Investigate into the Cause of the Diatom Algal Bloom in Drinking Water Source in Ireland
Vartry reservoir is a very important drinking water source in Ireland and consists of two connected parts the upper lake and the lower lake. Since 2013, Asterionella dominated diatom bloom has been occurring in spring which leads to the serious clogging of the slow sand filters in the Vartry water supply scheme. As a result, the potential shortage of drinking water exists. The availability of soluble reactive phosphorus (SRP) in the Vartry reservoir was quite low and remained stable during the studied period. Silica is required for the growth of diatom so the concentration of silica changed significantly during the diatom bloom. Nutrients were not the major reason for the diatom bloom in the reservoir and the limitation of silica existed in the upper lake in 2017. Stratification existed in the Vartry reservoir normally from May to August every year.
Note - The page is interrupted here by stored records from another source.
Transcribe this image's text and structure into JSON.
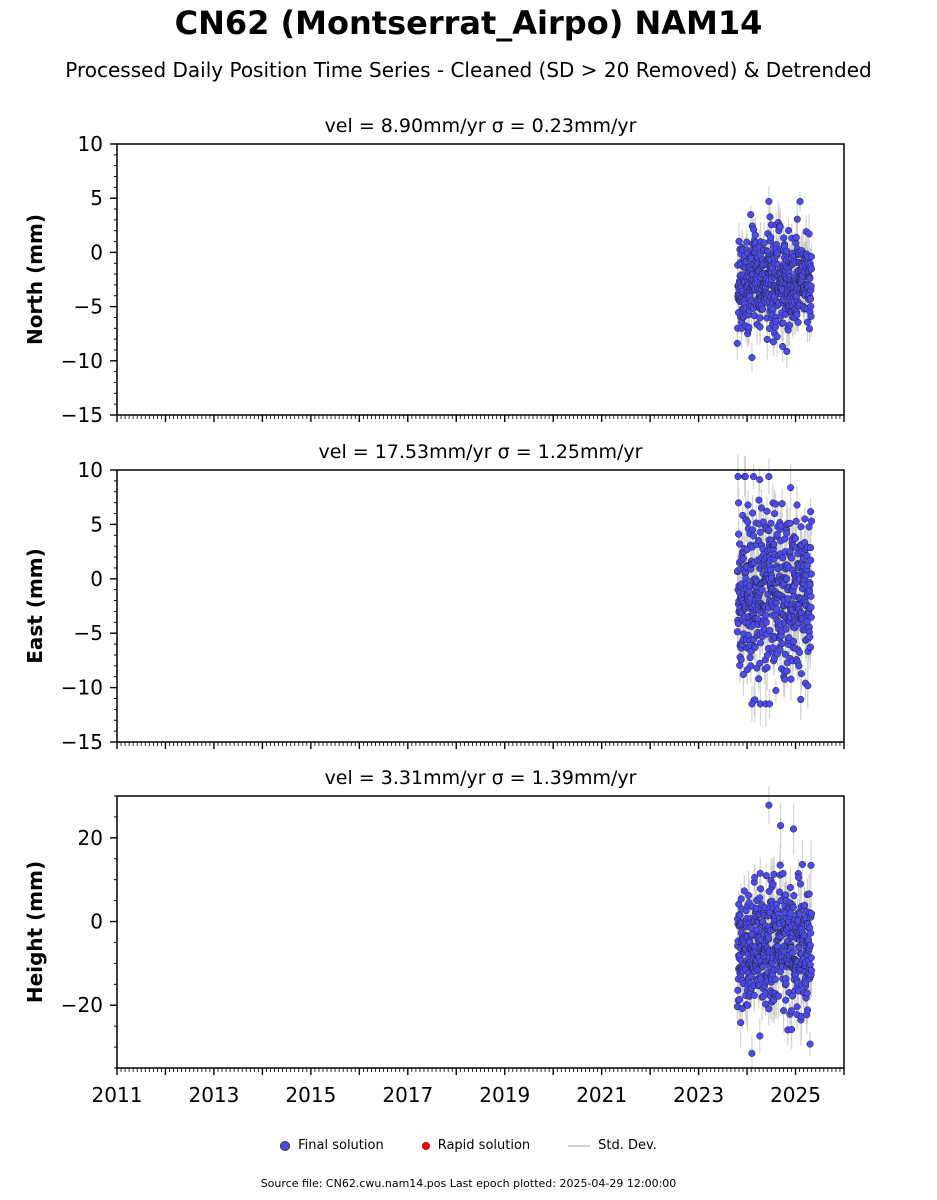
{
  "title": "CN62 (Montserrat_Airpo) NAM14",
  "subtitle": "Processed Daily Position Time Series - Cleaned (SD > 20 Removed) & Detrended",
  "legend": {
    "final": "Final solution",
    "rapid": "Rapid solution",
    "std": "Std. Dev."
  },
  "footer": "Source file: CN62.cwu.nam14.pos  Last epoch plotted: 2025-04-29 12:00:00",
  "colors": {
    "final": "#4a4aef",
    "rapid": "#e00000",
    "std": "#c8c8c8"
  },
  "chart_data": [
    {
      "type": "scatter",
      "title": "vel = 8.90mm/yr   σ = 0.23mm/yr",
      "ylabel": "North (mm)",
      "xlim": [
        2011.0,
        2026.0
      ],
      "ylim": [
        -15,
        10
      ],
      "yticks": [
        10,
        5,
        0,
        -5,
        -10,
        -15
      ],
      "xticks": [],
      "data_range_years": [
        2023.8,
        2025.33
      ],
      "y_center": -2.6,
      "y_spread": 2.1,
      "y_min": -9.7,
      "y_max": 4.7,
      "sd_typical": 1.4,
      "grid": false
    },
    {
      "type": "scatter",
      "title": "vel = 17.53mm/yr   σ = 1.25mm/yr",
      "ylabel": "East (mm)",
      "xlim": [
        2011.0,
        2026.0
      ],
      "ylim": [
        -15,
        10
      ],
      "yticks": [
        10,
        5,
        0,
        -5,
        -10,
        -15
      ],
      "xticks": [],
      "data_range_years": [
        2023.8,
        2025.33
      ],
      "y_center": -1.2,
      "y_spread": 3.9,
      "y_min": -11.5,
      "y_max": 9.4,
      "sd_typical": 1.6,
      "grid": false
    },
    {
      "type": "scatter",
      "title": "vel = 3.31mm/yr   σ = 1.39mm/yr",
      "ylabel": "Height (mm)",
      "xlim": [
        2011.0,
        2026.0
      ],
      "ylim": [
        -35,
        30
      ],
      "yticks": [
        20,
        0,
        -20
      ],
      "xticks": [
        "2011",
        "2013",
        "2015",
        "2017",
        "2019",
        "2021",
        "2023",
        "2025"
      ],
      "data_range_years": [
        2023.8,
        2025.33
      ],
      "y_center": -6.5,
      "y_spread": 7.5,
      "y_min": -31.5,
      "y_max": 27.8,
      "sd_typical": 4.5,
      "grid": false
    }
  ]
}
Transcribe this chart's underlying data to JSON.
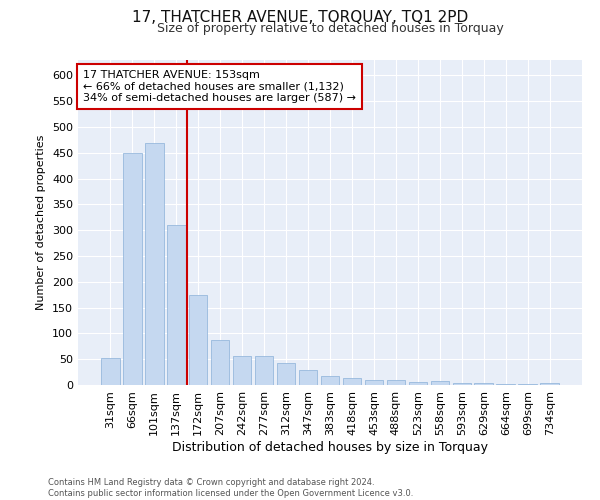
{
  "title": "17, THATCHER AVENUE, TORQUAY, TQ1 2PD",
  "subtitle": "Size of property relative to detached houses in Torquay",
  "xlabel": "Distribution of detached houses by size in Torquay",
  "ylabel": "Number of detached properties",
  "footnote1": "Contains HM Land Registry data © Crown copyright and database right 2024.",
  "footnote2": "Contains public sector information licensed under the Open Government Licence v3.0.",
  "categories": [
    "31sqm",
    "66sqm",
    "101sqm",
    "137sqm",
    "172sqm",
    "207sqm",
    "242sqm",
    "277sqm",
    "312sqm",
    "347sqm",
    "383sqm",
    "418sqm",
    "453sqm",
    "488sqm",
    "523sqm",
    "558sqm",
    "593sqm",
    "629sqm",
    "664sqm",
    "699sqm",
    "734sqm"
  ],
  "values": [
    52,
    450,
    470,
    310,
    175,
    87,
    57,
    57,
    43,
    30,
    17,
    13,
    10,
    10,
    5,
    8,
    3,
    3,
    2,
    2,
    4
  ],
  "bar_color": "#c5d8f0",
  "bar_edge_color": "#8ab0d8",
  "vline_x": 3.5,
  "vline_color": "#cc0000",
  "annotation_title": "17 THATCHER AVENUE: 153sqm",
  "annotation_line1": "← 66% of detached houses are smaller (1,132)",
  "annotation_line2": "34% of semi-detached houses are larger (587) →",
  "annotation_box_color": "#ffffff",
  "annotation_box_edge": "#cc0000",
  "ylim": [
    0,
    630
  ],
  "yticks": [
    0,
    50,
    100,
    150,
    200,
    250,
    300,
    350,
    400,
    450,
    500,
    550,
    600
  ],
  "background_color": "#ffffff",
  "plot_bg_color": "#e8eef8",
  "grid_color": "#ffffff",
  "title_fontsize": 11,
  "subtitle_fontsize": 9,
  "xlabel_fontsize": 9,
  "ylabel_fontsize": 8,
  "tick_fontsize": 8,
  "annot_fontsize": 8,
  "footnote_fontsize": 6
}
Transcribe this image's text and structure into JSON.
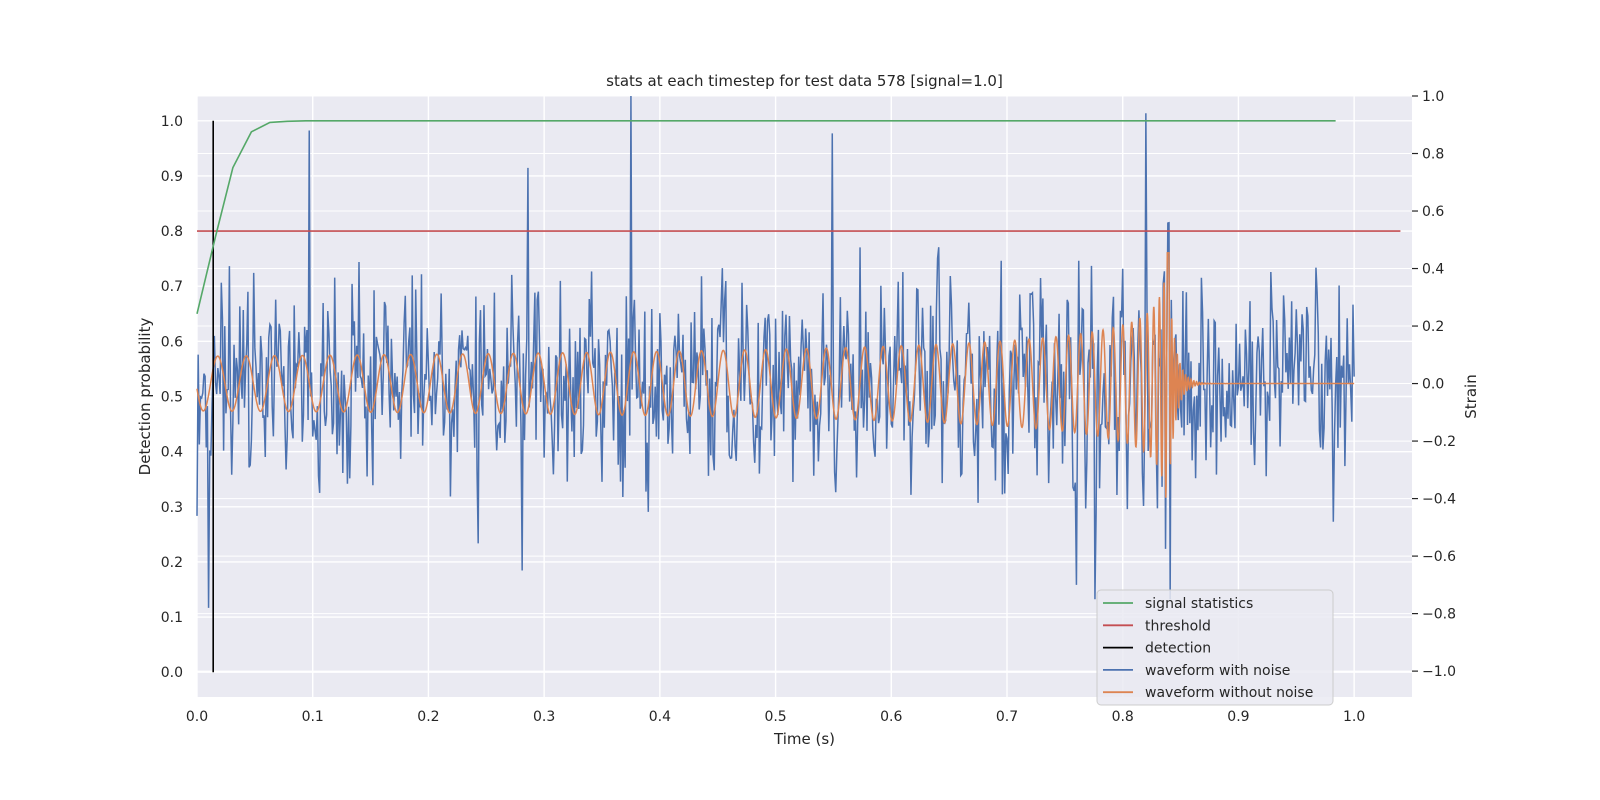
{
  "chart_data": {
    "type": "line",
    "title": "stats at each timestep for test data 578 [signal=1.0]",
    "xlabel": "Time (s)",
    "ylabel_left": "Detection probability",
    "ylabel_right": "Strain",
    "xlim": [
      0.0,
      1.05
    ],
    "ylim_left": [
      -0.045,
      1.045
    ],
    "ylim_right": [
      -1.09,
      1.0
    ],
    "xticks": [
      "0.0",
      "0.1",
      "0.2",
      "0.3",
      "0.4",
      "0.5",
      "0.6",
      "0.7",
      "0.8",
      "0.9",
      "1.0"
    ],
    "yticks_left": [
      "0.0",
      "0.1",
      "0.2",
      "0.3",
      "0.4",
      "0.5",
      "0.6",
      "0.7",
      "0.8",
      "0.9",
      "1.0"
    ],
    "yticks_right": [
      "−1.0",
      "−0.8",
      "−0.6",
      "−0.4",
      "−0.2",
      "0.0",
      "0.2",
      "0.4",
      "0.6",
      "0.8",
      "1.0"
    ],
    "grid": true,
    "legend_position": "lower-right",
    "series": [
      {
        "name": "signal statistics",
        "axis": "left",
        "color": "#55a868",
        "x": [
          0.0,
          0.016,
          0.031,
          0.047,
          0.063,
          0.078,
          0.094,
          0.2,
          0.4,
          0.6,
          0.8,
          0.984
        ],
        "y": [
          0.65,
          0.79,
          0.915,
          0.98,
          0.997,
          0.999,
          1.0,
          1.0,
          1.0,
          1.0,
          1.0,
          1.0
        ]
      },
      {
        "name": "threshold",
        "axis": "left",
        "color": "#c44e52",
        "x": [
          0.0,
          1.04
        ],
        "y": [
          0.8,
          0.8
        ]
      },
      {
        "name": "detection",
        "axis": "left",
        "color": "#000000",
        "x": [
          0.014,
          0.014
        ],
        "y": [
          0.0,
          1.0
        ]
      },
      {
        "name": "waveform with noise",
        "axis": "right",
        "color": "#4c72b0",
        "description": "noisy strain, roughly -0.4 to 0.4 with spikes up to 1.0 (t≈0.375) and down to -0.75 (t≈0.84)"
      },
      {
        "name": "waveform without noise",
        "axis": "right",
        "color": "#dd8452",
        "description": "chirp: amplitude ~0.1 at start growing to ~0.45 near t≈0.83, merger at t≈0.84, then flat 0"
      }
    ]
  }
}
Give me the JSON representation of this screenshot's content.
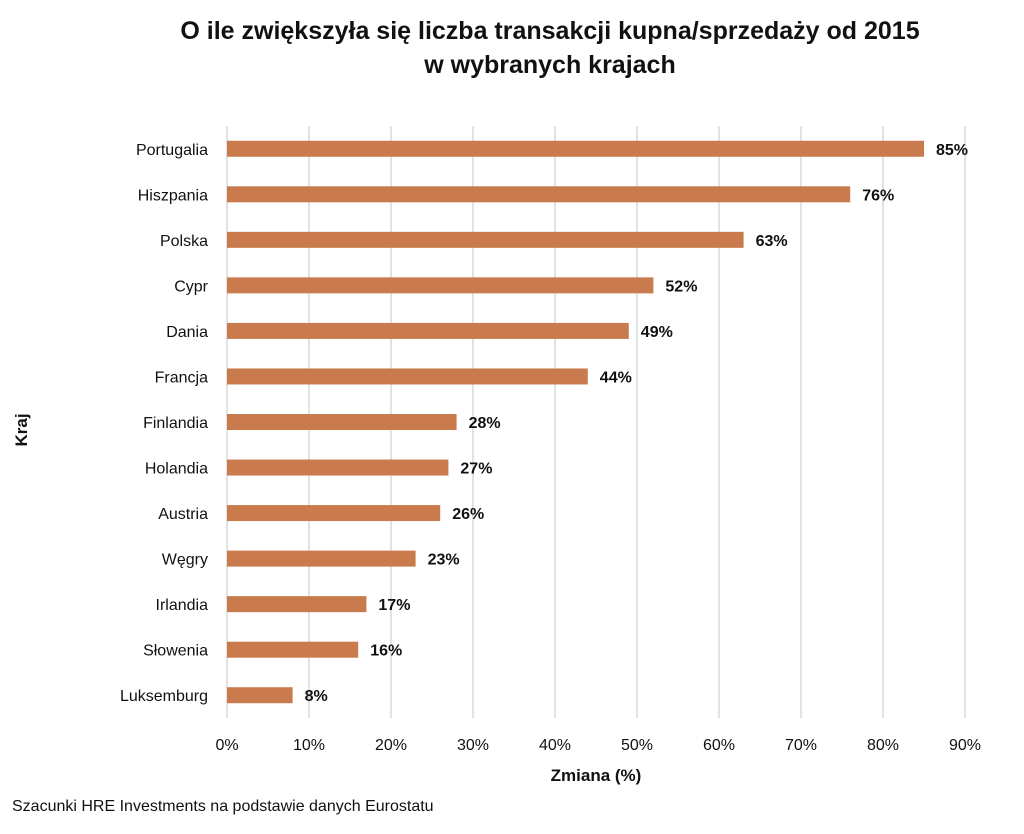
{
  "chart_data": {
    "type": "bar",
    "orientation": "horizontal",
    "title_lines": [
      "O ile zwiększyła się liczba transakcji kupna/sprzedaży od 2015",
      "w wybranych krajach"
    ],
    "xlabel": "Zmiana (%)",
    "ylabel": "Kraj",
    "categories": [
      "Portugalia",
      "Hiszpania",
      "Polska",
      "Cypr",
      "Dania",
      "Francja",
      "Finlandia",
      "Holandia",
      "Austria",
      "Węgry",
      "Irlandia",
      "Słowenia",
      "Luksemburg"
    ],
    "values": [
      85,
      76,
      63,
      52,
      49,
      44,
      28,
      27,
      26,
      23,
      17,
      16,
      8
    ],
    "data_labels": [
      "85%",
      "76%",
      "63%",
      "52%",
      "49%",
      "44%",
      "28%",
      "27%",
      "26%",
      "23%",
      "17%",
      "16%",
      "8%"
    ],
    "xlim": [
      0,
      90
    ],
    "xticks": [
      0,
      10,
      20,
      30,
      40,
      50,
      60,
      70,
      80,
      90
    ],
    "xtick_labels": [
      "0%",
      "10%",
      "20%",
      "30%",
      "40%",
      "50%",
      "60%",
      "70%",
      "80%",
      "90%"
    ],
    "grid": true,
    "bar_color": "#c97b4e",
    "grid_color": "#d9d9d9"
  },
  "footnote": "Szacunki HRE Investments na podstawie danych Eurostatu"
}
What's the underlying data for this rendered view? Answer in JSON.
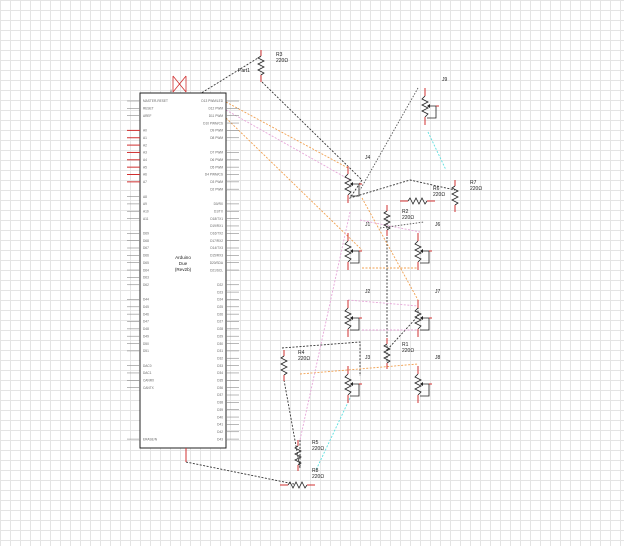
{
  "schematic": {
    "arduino": {
      "name": "Arduino",
      "model": "Due",
      "revision": "(Rev2b)",
      "label_top_left": "A",
      "left_pins": [
        "MASTER-RESET",
        "RESET",
        "AREF",
        "",
        "A0",
        "A1",
        "A2",
        "A3",
        "A4",
        "A5",
        "A6",
        "A7",
        "",
        "A8",
        "A9",
        "A10",
        "A11",
        "",
        "D69",
        "D68",
        "D67",
        "D66",
        "D65",
        "D64",
        "D63",
        "D62",
        "",
        "D44",
        "D45",
        "D46",
        "D47",
        "D48",
        "D49",
        "D50",
        "D51",
        "",
        "DAC0",
        "DAC1",
        "CANRX",
        "CANTX",
        "",
        "",
        "",
        "",
        "",
        "",
        "ERASE/N"
      ],
      "right_pins": [
        "D13 PWM/LED",
        "D12 PWM",
        "D11 PWM",
        "D10 PWM/CS",
        "D9 PWM",
        "D8 PWM",
        "",
        "D7 PWM",
        "D6 PWM",
        "D5 PWM",
        "D4 PWM/CS",
        "D3 PWM",
        "D2 PWM",
        "",
        "D0/RX",
        "D1/TX",
        "D18/TX1",
        "D19/RX1",
        "D16/TX2",
        "D17/RX2",
        "D14/TX3",
        "D15/RX3",
        "D20/SDA",
        "D21/SCL",
        "",
        "D22",
        "D23",
        "D24",
        "D25",
        "D26",
        "D27",
        "D28",
        "D29",
        "D30",
        "D31",
        "D32",
        "D33",
        "D34",
        "D35",
        "D36",
        "D37",
        "D38",
        "D39",
        "D40",
        "D41",
        "D42",
        "D43"
      ]
    },
    "resistors": [
      {
        "id": "R3",
        "value": "220Ω"
      },
      {
        "id": "R6",
        "value": "220Ω"
      },
      {
        "id": "R7",
        "value": "220Ω"
      },
      {
        "id": "R2",
        "value": "220Ω"
      },
      {
        "id": "R1",
        "value": "220Ω"
      },
      {
        "id": "R4",
        "value": "220Ω"
      },
      {
        "id": "R5",
        "value": "220Ω"
      },
      {
        "id": "R8",
        "value": "220Ω"
      }
    ],
    "potentiometers": [
      "J9",
      "J4",
      "J1",
      "J6",
      "J2",
      "J7",
      "J3",
      "J8"
    ],
    "part_label": "Part1",
    "colors": {
      "wire_black": "#333333",
      "wire_orange": "#f0a050",
      "wire_pink": "#e6a6d8",
      "wire_cyan": "#5ce0e0",
      "pin_red": "#d03030",
      "grid": "#e4e4e4"
    }
  }
}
The amount of diatom reduced obviously after the onset of thermal stratification. In 2017, the thermal stratification maybe the major reason for the end of diatom bloom. Daphnia, rotifer, copepods were the major zooplankton in the Vartry reservoir. In the lower lake, the peaked density of zooplankton in 2017 was 115 individuals/L which was much higher than that in 2016. Considering similar nutrient availability and thermal stratification condition in 2016 and 2017, grazing caused by the zooplankton can not only limit the growth of diatom but also delay the diatom bloom.
Key words - Diatom, Asterionella, Silica, Nutrients, thermal Stratification, zooplankton.